Adolescents benefit from basic oral care advice, including caution about oral piercings, which can lead to gum erosion, intraoral infections, and fractured teeth. Physicians can make this a part of these patients' annual visits, remembering to document the discussion and providing handouts. Sports clearance visits should include discussion of dental injury prevention, such as using mouth guards.

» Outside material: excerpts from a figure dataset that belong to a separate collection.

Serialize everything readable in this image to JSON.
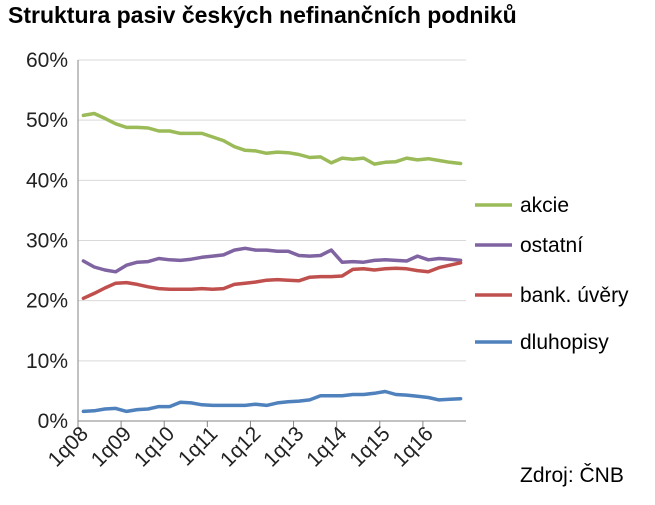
{
  "chart_data": {
    "type": "line",
    "title": "Struktura pasiv českých nefinančních podniků",
    "source": "Zdroj: ČNB",
    "xlabel": "",
    "ylabel": "",
    "ylim": [
      0,
      60
    ],
    "y_ticks": [
      "0%",
      "10%",
      "20%",
      "30%",
      "40%",
      "50%",
      "60%"
    ],
    "y_tick_values": [
      0,
      10,
      20,
      30,
      40,
      50,
      60
    ],
    "x_tick_labels": [
      "1q08",
      "1q09",
      "1q10",
      "1q11",
      "1q12",
      "1q13",
      "1q14",
      "1q15",
      "1q16"
    ],
    "grid": "horizontal",
    "legend_position": "right",
    "x": [
      "1q08",
      "2q08",
      "3q08",
      "4q08",
      "1q09",
      "2q09",
      "3q09",
      "4q09",
      "1q10",
      "2q10",
      "3q10",
      "4q10",
      "1q11",
      "2q11",
      "3q11",
      "4q11",
      "1q12",
      "2q12",
      "3q12",
      "4q12",
      "1q13",
      "2q13",
      "3q13",
      "4q13",
      "1q14",
      "2q14",
      "3q14",
      "4q14",
      "1q15",
      "2q15",
      "3q15",
      "4q15",
      "1q16",
      "2q16",
      "3q16",
      "4q16"
    ],
    "series": [
      {
        "name": "akcie",
        "color": "#9bbb59",
        "values": [
          50.8,
          51.1,
          50.3,
          49.4,
          48.8,
          48.8,
          48.7,
          48.2,
          48.2,
          47.8,
          47.8,
          47.8,
          47.2,
          46.6,
          45.6,
          45.0,
          44.9,
          44.5,
          44.7,
          44.6,
          44.3,
          43.8,
          43.9,
          42.9,
          43.7,
          43.5,
          43.7,
          42.7,
          43.0,
          43.1,
          43.7,
          43.4,
          43.6,
          43.3,
          43.0,
          42.8
        ]
      },
      {
        "name": "ostatní",
        "color": "#8064a2",
        "values": [
          26.6,
          25.6,
          25.1,
          24.8,
          25.9,
          26.4,
          26.5,
          27.0,
          26.8,
          26.7,
          26.9,
          27.2,
          27.4,
          27.6,
          28.4,
          28.7,
          28.4,
          28.4,
          28.2,
          28.2,
          27.5,
          27.4,
          27.5,
          28.4,
          26.4,
          26.5,
          26.4,
          26.7,
          26.8,
          26.7,
          26.6,
          27.4,
          26.8,
          27.0,
          26.9,
          26.7
        ]
      },
      {
        "name": "bank. úvěry",
        "color": "#c0504d",
        "values": [
          20.4,
          21.2,
          22.1,
          22.9,
          23.0,
          22.7,
          22.3,
          22.0,
          21.9,
          21.9,
          21.9,
          22.0,
          21.9,
          22.0,
          22.7,
          22.9,
          23.1,
          23.4,
          23.5,
          23.4,
          23.3,
          23.9,
          24.0,
          24.0,
          24.1,
          25.2,
          25.3,
          25.1,
          25.3,
          25.4,
          25.3,
          25.0,
          24.8,
          25.5,
          25.9,
          26.3
        ]
      },
      {
        "name": "dluhopisy",
        "color": "#4f81bd",
        "values": [
          1.6,
          1.7,
          2.0,
          2.1,
          1.6,
          1.9,
          2.0,
          2.4,
          2.4,
          3.1,
          3.0,
          2.7,
          2.6,
          2.6,
          2.6,
          2.6,
          2.8,
          2.6,
          3.0,
          3.2,
          3.3,
          3.5,
          4.2,
          4.2,
          4.2,
          4.4,
          4.4,
          4.6,
          4.9,
          4.4,
          4.3,
          4.1,
          3.9,
          3.5,
          3.6,
          3.7
        ]
      }
    ]
  },
  "colors": {
    "akcie": "#9bbb59",
    "ostatni": "#8064a2",
    "bank_uvery": "#c0504d",
    "dluhopisy": "#4f81bd",
    "grid": "#d9d9d9",
    "axis": "#868686"
  }
}
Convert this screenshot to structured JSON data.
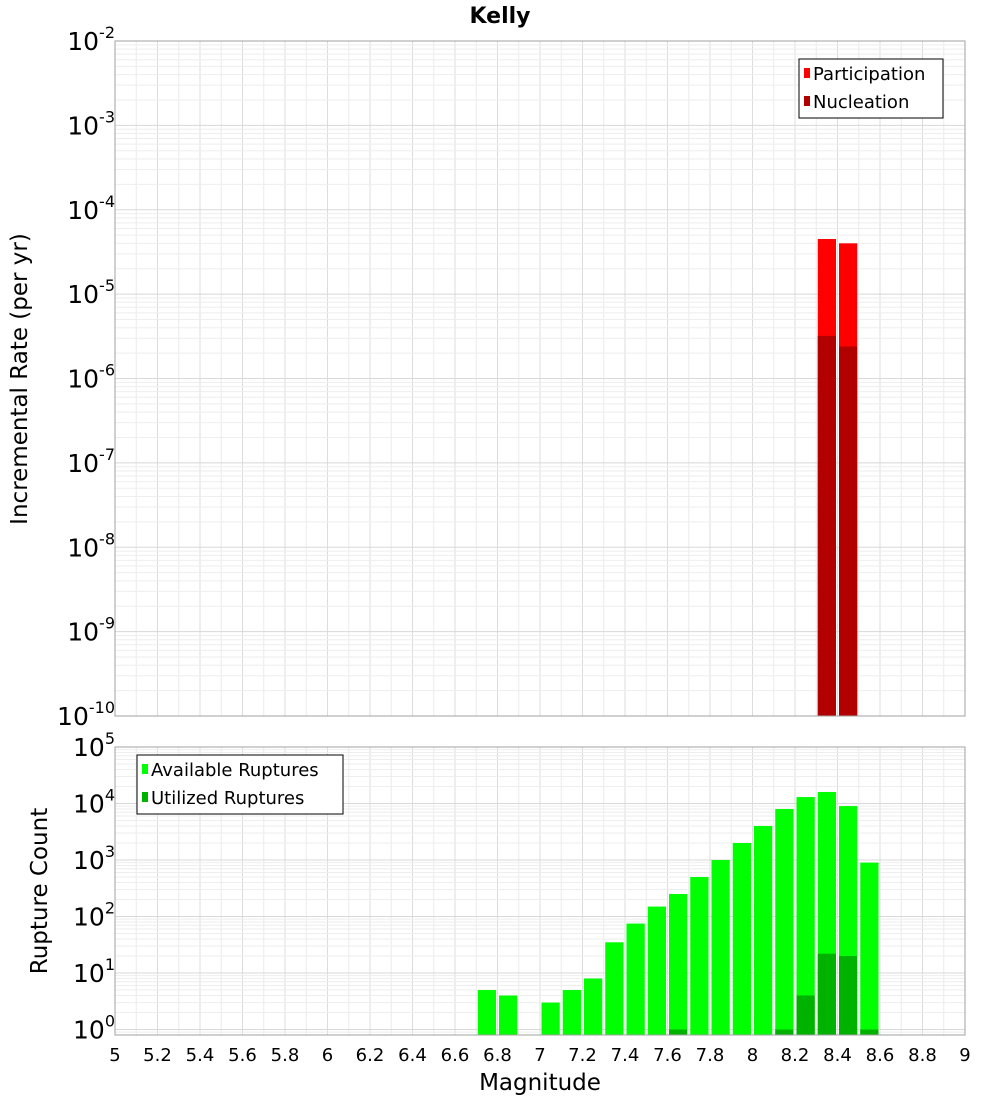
{
  "title": "Kelly",
  "x_axis": {
    "label": "Magnitude",
    "ticks": [
      "5",
      "5.2",
      "5.4",
      "5.6",
      "5.8",
      "6",
      "6.2",
      "6.4",
      "6.6",
      "6.8",
      "7",
      "7.2",
      "7.4",
      "7.6",
      "7.8",
      "8",
      "8.2",
      "8.4",
      "8.6",
      "8.8",
      "9"
    ]
  },
  "chart_data": [
    {
      "type": "bar",
      "ylabel": "Incremental Rate (per yr)",
      "xlabel": "",
      "xlim": [
        5,
        9
      ],
      "ylim": [
        1e-10,
        0.01
      ],
      "y_scale": "log",
      "y_ticks": [
        {
          "base": "10",
          "exp": "-2"
        },
        {
          "base": "10",
          "exp": "-3"
        },
        {
          "base": "10",
          "exp": "-4"
        },
        {
          "base": "10",
          "exp": "-5"
        },
        {
          "base": "10",
          "exp": "-6"
        },
        {
          "base": "10",
          "exp": "-7"
        },
        {
          "base": "10",
          "exp": "-8"
        },
        {
          "base": "10",
          "exp": "-9"
        },
        {
          "base": "10",
          "exp": "-10"
        }
      ],
      "grid": true,
      "legend_position": "top-right",
      "bar_width": 0.1,
      "series": [
        {
          "name": "Participation",
          "color": "#ff0000",
          "x": [
            8.35,
            8.45
          ],
          "values": [
            4.5e-05,
            4e-05
          ]
        },
        {
          "name": "Nucleation",
          "color": "#b20000",
          "x": [
            8.35,
            8.45
          ],
          "values": [
            3.2e-06,
            2.4e-06
          ]
        }
      ]
    },
    {
      "type": "bar",
      "ylabel": "Rupture Count",
      "xlabel": "Magnitude",
      "xlim": [
        5,
        9
      ],
      "ylim": [
        0.8,
        100000.0
      ],
      "y_scale": "log",
      "y_ticks": [
        {
          "base": "10",
          "exp": "5"
        },
        {
          "base": "10",
          "exp": "4"
        },
        {
          "base": "10",
          "exp": "3"
        },
        {
          "base": "10",
          "exp": "2"
        },
        {
          "base": "10",
          "exp": "1"
        },
        {
          "base": "10",
          "exp": "0"
        }
      ],
      "grid": true,
      "legend_position": "top-left",
      "bar_width": 0.1,
      "series": [
        {
          "name": "Available Ruptures",
          "color": "#00ff00",
          "x": [
            6.75,
            6.85,
            7.05,
            7.15,
            7.25,
            7.35,
            7.45,
            7.55,
            7.65,
            7.75,
            7.85,
            7.95,
            8.05,
            8.15,
            8.25,
            8.35,
            8.45,
            8.55
          ],
          "values": [
            5,
            4,
            3,
            5,
            8,
            35,
            75,
            150,
            250,
            500,
            1000,
            2000,
            4000,
            8000,
            13000,
            16000,
            9000,
            900
          ]
        },
        {
          "name": "Utilized Ruptures",
          "color": "#00b200",
          "x": [
            7.65,
            8.15,
            8.25,
            8.35,
            8.45,
            8.55
          ],
          "values": [
            1,
            1,
            4,
            22,
            20,
            1
          ]
        }
      ]
    }
  ]
}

Family physicians should address periodontitis during chronic care visits for patients with diabetes, vascular disease, and arthritis. In addition to checking blood pressure and doing foot exams, oral health can become part of the protocol for diabetes visits. It's also an easy topic to cover during group visits. Recent studies have reported that addressing periodontitis can save a patient with diabetes an average of $2,840 in avoided hospitalizations and office visits and can save a patient with cerebral vascular disease $5,681.9

Many geriatric patients are on far too many medications. Some of the common medications prescribed can cause a decrease in saliva flow, exacerbating gum disease and increasing adult cavities, particularly in teeth with exposed roots not protected by enamel. Patients on antihistamines, anticholinergics, antidepressants, and some antihypertensives should be particularly counseled about the importance of oral hygiene and the need to avoid sucking on sugary candy to relieve dry mouth. The anticipatory guidance that physicians provide for a multitude of health behaviors can readily include an oral health component. The power of this guidance is increased if patients hear the same message from both their physician and their dentist.

Why the family doctor?

Some will ask, “But why the family doctor? Shouldn't dentists be doing all of this?” In fact, there are many barriers to accessing dental care, including transportation, lack of Medicaid dental providers, lack of dental coverage in general and among Medicare patients in particular, and a lack of awareness by individuals about the importance of oral health. Only 43 percent of people age 2 years and older had a dental visit in the past 12 months.10 For those older than age 65, only 30 percent11 have dental insurance. And even among those with full dental coverage under Medicaid, only 35 percent had a dental visit last year.12

Although patients may not be seeing the dentist, they are seeing their personal physician. Based on immunization schedules and standard well-child visit intervals, family doctors see children an average of 11 times by the age of three, and many adults see their physician every one or two years for periodic checkups. We provide a home for these patients' total health, which includes oral health. In many geographic areas with limited access to dentists who are willing to see young children, prenatal patients, or those with special needs, primary care physicians remain the major or only source of oral health care and advice.

Offering oral health screens and dental hygiene advice is not difficult nor is it time consuming. In addition to adding fluoride varnish applications to well-child exams, offering oral health care services to your patients is meaningful and adds reimbursement dollars to the office.